Começa por se consignar que não consideramos de “boa prática” a ausência, mesmo que momentânea, do juiz de instrução, do local onde decorra diligência a que deva presidir pessoalmente.
E se tal diligência é morosa e complexa (como o terá sido in casu), deverá comportar as pausas e suspensões que se imponham; as pausas de todos, sempre que o senhor juiz de instrução não está (pessoalmente no local da busca).
Resulta do apenso de recurso, e concretamente dos autos de busca e da decisão recorrida, não resultando aliás o contrário do processo, que o juiz de instrução esteve presente, dirigiu e acompanhou pessoalmente as buscas em causa.
Ausentou-se, no entanto, do local buscado “após ter sido decidido todo o conteúdo dos objectos a buscar” regressando “uma vez concluída essa operação de carácter meramente técnico, afim de verificar e controlar os ficheiros copiados e elaborar o respectivo auto que foi assinado pelos intervenientes”.

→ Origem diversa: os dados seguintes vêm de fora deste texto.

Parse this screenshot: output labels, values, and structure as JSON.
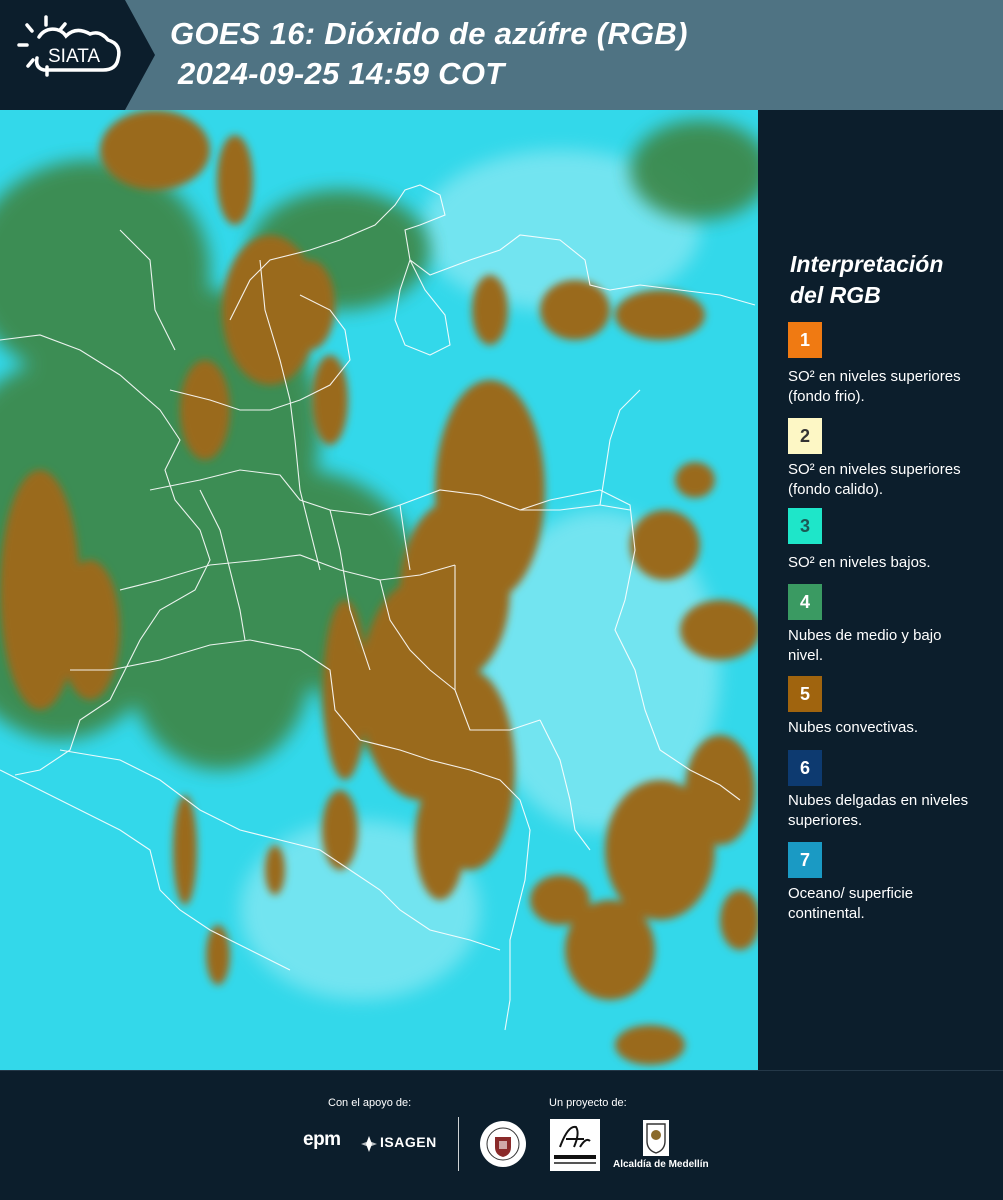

Adiantamos que esta “má prática”, nas circunstâncias de tempo e modo referidas no despacho (e outra coisa, repete-se, não resulta do processo), não passa disso mesmo, de uma má prática, não integrando no entanto nulidade processual.
Isto porque se deve considerar que, in casu, a busca foi pessoalmente assistida pelo juiz de instrução; que ele esteve pessoalmente presente; que ele se ausentou momentaneamente apenas e enquanto decorriam procedimentos meramente materiais, na sequência de algo que ele já decidira antes.
Por outras palavras, não resulta que a sua saída do local buscado tenha prejudicado, em concreto, a função de garantia do juiz de instrução, cuja presença pode não se revelar necessária no momento da execução.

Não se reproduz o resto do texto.